Daily TelegraphAT moments
of danger, one of the things a pilot of a modern warplane can
do is to emit chaff - clouds of tiny strips of tinfoil, which
hang in the air, confusing enemy radar. Last week the Prime Minister
and the Foreign Secretary started emitting large quantities of
Euro-chaff: Mr Blair delivered a speech about moving forwards
in Europe, and Mr Straw simultaneously published a newspaper article
about the need to "pool our sovereignty" there.
The Euro-chaff which was used to bulk out
both of these texts serves the same purpose as the military variety:
diversion and conceptual confusion. But close inspection reveals
that it is made of a different material; instead of strips of
tinfoil, Mr Blair and Mr Straw appear to be using shreds of old
Michael Heseltine speeches, or even whole yellowing pages from
his The Challenge of Europe: Can Britain Win? (London, 1989).

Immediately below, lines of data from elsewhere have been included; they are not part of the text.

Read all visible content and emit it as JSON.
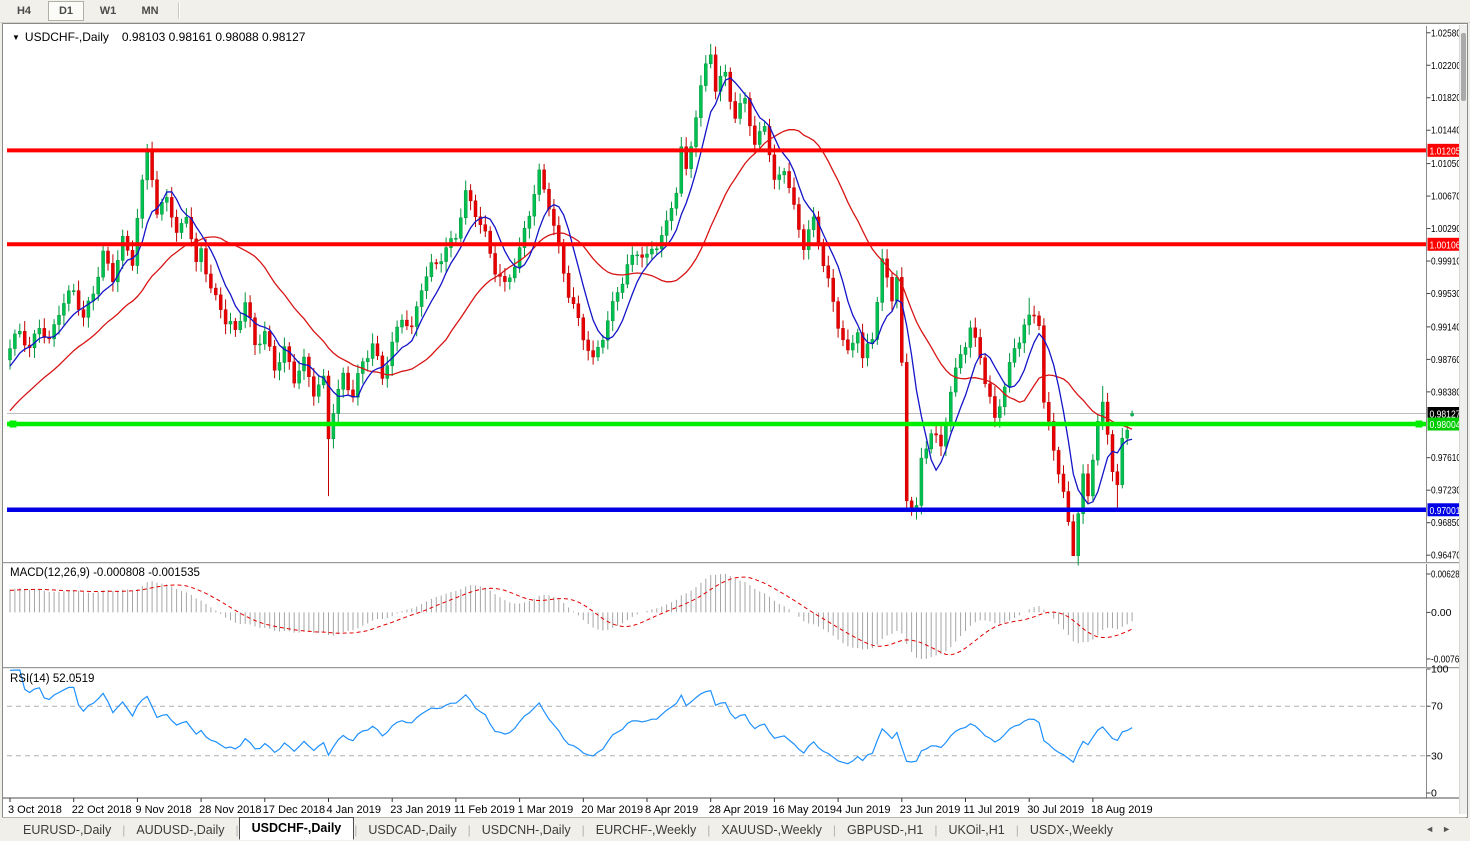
{
  "toolbar": {
    "timeframes": [
      {
        "label": "H4",
        "active": false
      },
      {
        "label": "D1",
        "active": true
      },
      {
        "label": "W1",
        "active": false
      },
      {
        "label": "MN",
        "active": false
      }
    ]
  },
  "icons": {
    "dropdown": "▼",
    "tab_scroll_left": "◄",
    "tab_scroll_right": "►"
  },
  "chart": {
    "title": {
      "symbol": "USDCHF-,Daily",
      "ohlc_text": "0.98103 0.98161 0.98088 0.98127"
    },
    "price_axis": {
      "labels": [
        "1.02580",
        "1.02200",
        "1.01820",
        "1.01440",
        "1.01050",
        "1.00670",
        "1.00290",
        "0.99910",
        "0.99530",
        "0.99140",
        "0.98760",
        "0.98380",
        "0.97610",
        "0.97230",
        "0.96850",
        "0.96470"
      ]
    },
    "last_price": {
      "value": 0.98127,
      "label": "0.98127",
      "badge_color": "#000000",
      "line_color": "#bdbdbd"
    },
    "hlines": [
      {
        "price": 1.01205,
        "label": "1.01205",
        "color": "#ff0000",
        "width": 4,
        "selected": false
      },
      {
        "price": 1.00106,
        "label": "1.00106",
        "color": "#ff0000",
        "width": 4,
        "selected": false
      },
      {
        "price": 0.98004,
        "label": "0.98004",
        "color": "#00ee00",
        "width": 4.5,
        "selected": true
      },
      {
        "price": 0.97001,
        "label": "0.97001",
        "color": "#0000e6",
        "width": 4.5,
        "selected": false
      }
    ],
    "date_axis": {
      "labels": [
        "3 Oct 2018",
        "22 Oct 2018",
        "9 Nov 2018",
        "28 Nov 2018",
        "17 Dec 2018",
        "4 Jan 2019",
        "23 Jan 2019",
        "11 Feb 2019",
        "1 Mar 2019",
        "20 Mar 2019",
        "8 Apr 2019",
        "28 Apr 2019",
        "16 May 2019",
        "4 Jun 2019",
        "23 Jun 2019",
        "11 Jul 2019",
        "30 Jul 2019",
        "18 Aug 2019"
      ],
      "step_candles": 13
    }
  },
  "indicators": {
    "macd": {
      "name": "MACD(12,26,9)",
      "value_main": "-0.000808",
      "value_signal": "-0.001535",
      "axis_labels": [
        "0.006286",
        "0.00",
        "-0.00762"
      ],
      "range": {
        "max": 0.006286,
        "min": -0.00762
      },
      "histogram_color": "#a6a6a6",
      "signal_color": "#e00000"
    },
    "rsi": {
      "name": "RSI(14)",
      "value": "52.0519",
      "axis_labels": [
        "100",
        "70",
        "30",
        "0"
      ],
      "levels": [
        70,
        30
      ],
      "line_color": "#1e90ff",
      "level_color": "#b0b0b0"
    }
  },
  "chart_data": {
    "type": "candlestick",
    "symbol": "USDCHF",
    "timeframe": "Daily",
    "count": 230,
    "bull_color": "#00c050",
    "bull_stroke": "#00963c",
    "bear_color": "#e80000",
    "bear_stroke": "#c00000",
    "ma_lines": [
      {
        "period": 7,
        "color": "#1414c8"
      },
      {
        "period": 25,
        "color": "#d81414"
      }
    ],
    "anchors": [
      [
        0,
        0.9885
      ],
      [
        2,
        0.991
      ],
      [
        4,
        0.989
      ],
      [
        6,
        0.992
      ],
      [
        8,
        0.9895
      ],
      [
        10,
        0.993
      ],
      [
        13,
        0.9955
      ],
      [
        15,
        0.9925
      ],
      [
        17,
        0.996
      ],
      [
        19,
        1.0
      ],
      [
        21,
        0.997
      ],
      [
        23,
        1.001
      ],
      [
        25,
        0.999
      ],
      [
        26,
        1.004
      ],
      [
        28,
        1.0125
      ],
      [
        29,
        1.0095
      ],
      [
        30,
        1.0045
      ],
      [
        32,
        1.007
      ],
      [
        34,
        1.0015
      ],
      [
        36,
        1.0045
      ],
      [
        38,
        0.9985
      ],
      [
        39,
        1.001
      ],
      [
        41,
        0.996
      ],
      [
        43,
        0.994
      ],
      [
        44,
        0.992
      ],
      [
        46,
        0.9905
      ],
      [
        48,
        0.994
      ],
      [
        50,
        0.9895
      ],
      [
        52,
        0.991
      ],
      [
        54,
        0.987
      ],
      [
        56,
        0.9885
      ],
      [
        58,
        0.985
      ],
      [
        60,
        0.987
      ],
      [
        62,
        0.984
      ],
      [
        64,
        0.9855
      ],
      [
        65,
        0.979
      ],
      [
        66,
        0.982
      ],
      [
        68,
        0.9855
      ],
      [
        70,
        0.983
      ],
      [
        72,
        0.987
      ],
      [
        74,
        0.9895
      ],
      [
        76,
        0.986
      ],
      [
        78,
        0.9895
      ],
      [
        80,
        0.9925
      ],
      [
        82,
        0.9905
      ],
      [
        84,
        0.996
      ],
      [
        86,
        0.9985
      ],
      [
        88,
        1.0
      ],
      [
        91,
        1.0022
      ],
      [
        93,
        1.0065
      ],
      [
        95,
        1.0045
      ],
      [
        97,
        1.002
      ],
      [
        99,
        0.9985
      ],
      [
        101,
        0.9965
      ],
      [
        104,
        1.0
      ],
      [
        106,
        1.0045
      ],
      [
        108,
        1.009
      ],
      [
        110,
        1.006
      ],
      [
        112,
        1.001
      ],
      [
        114,
        0.9955
      ],
      [
        117,
        0.99
      ],
      [
        119,
        0.987
      ],
      [
        121,
        0.9905
      ],
      [
        124,
        0.996
      ],
      [
        126,
        0.9985
      ],
      [
        128,
        1.0
      ],
      [
        130,
        0.999
      ],
      [
        132,
        1.001
      ],
      [
        134,
        1.0035
      ],
      [
        136,
        1.008
      ],
      [
        137,
        1.0125
      ],
      [
        138,
        1.0095
      ],
      [
        140,
        1.016
      ],
      [
        142,
        1.0215
      ],
      [
        143,
        1.0235
      ],
      [
        144,
        1.019
      ],
      [
        146,
        1.0215
      ],
      [
        148,
        1.016
      ],
      [
        150,
        1.0185
      ],
      [
        152,
        1.012
      ],
      [
        154,
        1.015
      ],
      [
        156,
        1.008
      ],
      [
        158,
        1.0105
      ],
      [
        160,
        1.0055
      ],
      [
        162,
        1.001
      ],
      [
        164,
        1.0035
      ],
      [
        166,
        0.9985
      ],
      [
        169,
        0.992
      ],
      [
        171,
        0.9885
      ],
      [
        173,
        0.9915
      ],
      [
        174,
        0.9875
      ],
      [
        176,
        0.99
      ],
      [
        178,
        0.9985
      ],
      [
        180,
        0.995
      ],
      [
        181,
        0.9975
      ],
      [
        182,
        0.987
      ],
      [
        183,
        0.9715
      ],
      [
        185,
        0.9705
      ],
      [
        186,
        0.9755
      ],
      [
        188,
        0.979
      ],
      [
        190,
        0.9768
      ],
      [
        192,
        0.984
      ],
      [
        194,
        0.9885
      ],
      [
        196,
        0.9915
      ],
      [
        198,
        0.988
      ],
      [
        199,
        0.985
      ],
      [
        201,
        0.98
      ],
      [
        203,
        0.9845
      ],
      [
        205,
        0.989
      ],
      [
        207,
        0.992
      ],
      [
        208,
        0.9925
      ],
      [
        209,
        0.993
      ],
      [
        210,
        0.992
      ],
      [
        211,
        0.982
      ],
      [
        213,
        0.977
      ],
      [
        215,
        0.9715
      ],
      [
        216,
        0.9685
      ],
      [
        217,
        0.9655
      ],
      [
        218,
        0.97
      ],
      [
        219,
        0.974
      ],
      [
        220,
        0.972
      ],
      [
        221,
        0.9765
      ],
      [
        222,
        0.98
      ],
      [
        223,
        0.9818
      ],
      [
        224,
        0.9788
      ],
      [
        225,
        0.9745
      ],
      [
        226,
        0.9722
      ],
      [
        227,
        0.978
      ],
      [
        228,
        0.98
      ],
      [
        229,
        0.98127
      ]
    ],
    "wick_overrides": [
      {
        "i": 28,
        "high": 1.0128
      },
      {
        "i": 65,
        "low": 0.9716
      },
      {
        "i": 108,
        "high": 1.0105
      },
      {
        "i": 143,
        "high": 1.0245
      },
      {
        "i": 178,
        "high": 1.0005
      },
      {
        "i": 184,
        "low": 0.9693
      },
      {
        "i": 208,
        "high": 0.9948
      },
      {
        "i": 217,
        "low": 0.9646
      },
      {
        "i": 223,
        "high": 0.9845
      },
      {
        "i": 226,
        "low": 0.97
      }
    ],
    "last_candle": {
      "open": 0.98103,
      "high": 0.98161,
      "low": 0.98088,
      "close": 0.98127
    }
  },
  "tabs": {
    "divider": "|",
    "active": "USDCHF-,Daily",
    "items": [
      {
        "label": "EURUSD-,Daily"
      },
      {
        "label": "AUDUSD-,Daily"
      },
      {
        "label": "USDCHF-,Daily"
      },
      {
        "label": "USDCAD-,Daily"
      },
      {
        "label": "USDCNH-,Daily"
      },
      {
        "label": "EURCHF-,Weekly"
      },
      {
        "label": "XAUUSD-,Weekly"
      },
      {
        "label": "GBPUSD-,H1"
      },
      {
        "label": "UKOil-,H1"
      },
      {
        "label": "USDX-,Weekly"
      }
    ]
  }
}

There is something peculiarly depressing about a Government so
obsessed with newness having recourse to the cliches and outmoded
arguments of more than a decade ago.
The central argument is a claim about the
nature of sovereignty. The Prime Minister offers a definition
of it: the power to maximise our national strength and capacity.
The Foreign Secretary insists that sovereignty is just a relative
concept, and suggests that if we gain more influence on the outside
world, our sovereignty is thereby increased. The way a country
gains more influence is by pooling sovereignty with other countries:
therefore, the United Kingdom will somehow become more sovereign
if it shares its sovereignty with the rest of Europe.

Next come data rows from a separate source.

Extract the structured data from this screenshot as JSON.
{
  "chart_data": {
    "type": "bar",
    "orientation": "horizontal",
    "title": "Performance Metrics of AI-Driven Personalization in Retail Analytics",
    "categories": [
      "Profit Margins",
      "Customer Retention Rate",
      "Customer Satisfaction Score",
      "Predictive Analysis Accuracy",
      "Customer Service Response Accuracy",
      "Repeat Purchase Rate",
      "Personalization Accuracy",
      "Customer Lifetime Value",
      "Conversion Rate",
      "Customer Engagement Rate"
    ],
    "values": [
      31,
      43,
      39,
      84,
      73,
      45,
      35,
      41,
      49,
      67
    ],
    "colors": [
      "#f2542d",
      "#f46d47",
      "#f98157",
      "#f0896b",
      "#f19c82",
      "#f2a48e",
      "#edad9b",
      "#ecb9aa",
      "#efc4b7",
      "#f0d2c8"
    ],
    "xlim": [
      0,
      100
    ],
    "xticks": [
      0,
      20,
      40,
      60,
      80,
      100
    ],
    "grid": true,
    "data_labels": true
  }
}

We are back to the old confusions of Heseltine,
Howe and Heath, circa 1990. The key confusion, once again, is
between power and authority. Power is indeed a relative thing,
which can grow or diminish in relation to external factors, but
sovereignty is a matter of authority - the final legal and political
authority to make decisions. While some states are more powerful
than others, every sovereign state in the world is equally sovereign:
in the same way, a rich person may have more financial power than
his poorer neighbour, but each has the same final authority to
decide how to spend his own money.
The Heseltinian Fallacy - or the Blairite
Fallacy, as it has become - goes as follows: if the poorer person
pooled his bank account with a group of his neighbours, think
how much more financial power and sovereignty he would have! The
fallacious element, of course, is the use of the word "he"

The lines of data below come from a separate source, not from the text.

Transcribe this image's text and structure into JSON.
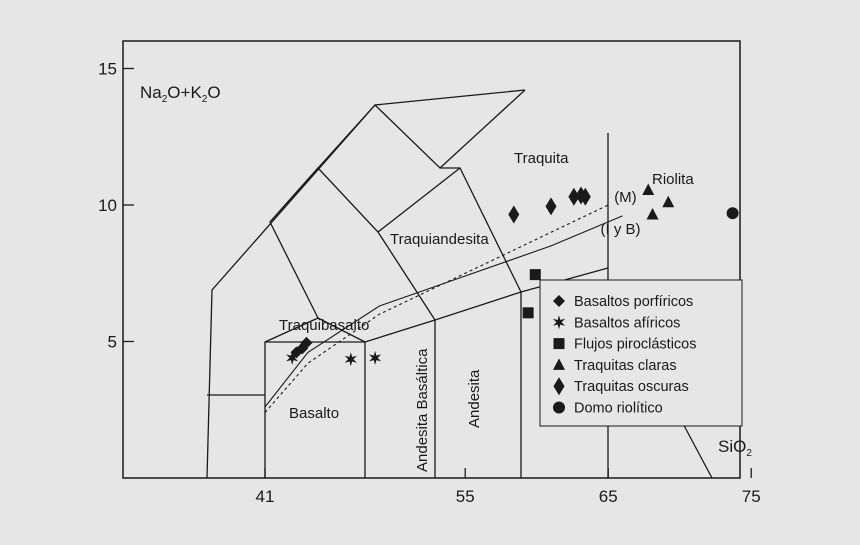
{
  "chart_data": {
    "type": "scatter",
    "y_axis": {
      "title_parts": [
        "Na",
        "2",
        "O+K",
        "2",
        "O"
      ],
      "ticks": [
        5,
        10,
        15
      ],
      "range": [
        0,
        16.3
      ]
    },
    "x_axis": {
      "title_parts": [
        "SiO",
        "2"
      ],
      "ticks": [
        41,
        55,
        65,
        75
      ],
      "range": [
        41,
        82
      ]
    },
    "field_labels": [
      {
        "name": "field-label-traquita",
        "text": "Traquita"
      },
      {
        "name": "field-label-riolita",
        "text": "Riolita"
      },
      {
        "name": "field-label-traquiandesita",
        "text": "Traquiandesita"
      },
      {
        "name": "field-label-traquibasalto",
        "text": "Traquibasalto"
      },
      {
        "name": "field-label-basalto",
        "text": "Basalto"
      },
      {
        "name": "field-label-andesita-basaltica",
        "text": "Andesita Basáltica"
      },
      {
        "name": "field-label-andesita",
        "text": "Andesita"
      }
    ],
    "trend_lines": [
      {
        "label": "(M)",
        "style": "dotted",
        "points": [
          [
            41,
            2.4
          ],
          [
            44,
            4.2
          ],
          [
            49,
            6.0
          ],
          [
            55,
            7.5
          ],
          [
            61,
            9.0
          ],
          [
            65,
            10.0
          ]
        ]
      },
      {
        "label": "(I y B)",
        "style": "solid",
        "points": [
          [
            41,
            2.6
          ],
          [
            44,
            4.6
          ],
          [
            49,
            6.3
          ],
          [
            55,
            7.4
          ],
          [
            61,
            8.5
          ],
          [
            66,
            9.6
          ]
        ]
      }
    ],
    "series": [
      {
        "name": "Basaltos porfíricos",
        "marker": "diamond",
        "points": [
          [
            43.2,
            4.6
          ],
          [
            43.6,
            4.75
          ],
          [
            43.9,
            4.95
          ]
        ]
      },
      {
        "name": "Basaltos afíricos",
        "marker": "star",
        "points": [
          [
            42.9,
            4.4
          ],
          [
            47.0,
            4.35
          ],
          [
            48.7,
            4.4
          ]
        ]
      },
      {
        "name": "Flujos piroclásticos",
        "marker": "square",
        "points": [
          [
            59.4,
            6.05
          ],
          [
            59.9,
            7.45
          ]
        ]
      },
      {
        "name": "Traquitas claras",
        "marker": "triangle",
        "points": [
          [
            67.8,
            10.55
          ],
          [
            68.1,
            9.65
          ],
          [
            69.2,
            10.1
          ]
        ]
      },
      {
        "name": "Traquitas oscuras",
        "marker": "tall-diamond",
        "points": [
          [
            58.4,
            9.65
          ],
          [
            61.0,
            9.95
          ],
          [
            62.6,
            10.3
          ],
          [
            63.1,
            10.35
          ],
          [
            63.4,
            10.3
          ]
        ]
      },
      {
        "name": "Domo riolítico",
        "marker": "circle",
        "points": [
          [
            73.7,
            9.7
          ]
        ]
      }
    ]
  }
}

in the last part of that sentence. The whole group would have
more power, but that individual would have only one vote among
many. (Under majority voting in the EU, the United Kingdom has
roughly 11 per cent of the votes.) Each time the vote went against
him, he would find not that he had gained financial power, but
that he had lost financial sovereignty - his final decision-making
authority - altogether.
Does such final authority really matter?
In innumerable different ways, this country has already delegated
the exercise of its authority to European bodies (delegated, but
not irrevocably ceded). But we have retained the use of our own
decision-making authority in several areas which matter vitally,
such as defence, control of our borders, and most aspects of taxation.
These are all areas in which the onwards and upwards rhetoric
of the EU is demanding that our sovereignty be pooled.
Curiously, no one has done more in recent
months to demonstrate the importance of keeping our final decision-making
authority than Mr Blair. The support he has offered President
Bush since September 11 goes far beyond that of any other EU member;
in some European countries (Greece being only the most extreme
example) the popular stance towards America has been not shoulder-to-shoulder
but thumb-to-nose. If British sovereignty, including the final
decision-making authority over British diplomacy and the deployment
of British military force, had been properly pooled with Europe,
Mr Blair's flight-bookers would have been strangely underemployed
during the last 10 weeks.
Why, then, does Mr Blair choose just this
moment to call for "sharing more sovereignty" in Europe?
As with the warplane's chaff emissions, the prime purpose is deflection
and diversion. For his British audience, claims about sharing
sovereignty can deflect attention away from the economic argument
about the euro - which, now that Germany is going into recession
and several European economies are about to breach their own convergence
criteria, is looking increasingly shaky.
More importantly, such speeches are intended
to deflect criticism aimed at Mr Blair by Europe itself, which
bitterly resents his starring solo performance on the world stage.
One might almost admire the brazen Machiavellianism of the man,
emitting phrases about pooling sovereignty to cope with the fact
that his actions have clearly demonstrated the benefits of not
pooling it.
Yet a ghastly suspicion remains. Those old
Heseltine speeches are not only being used for chaff; up there
in the pilot's cockpit, they are being used for navigation too.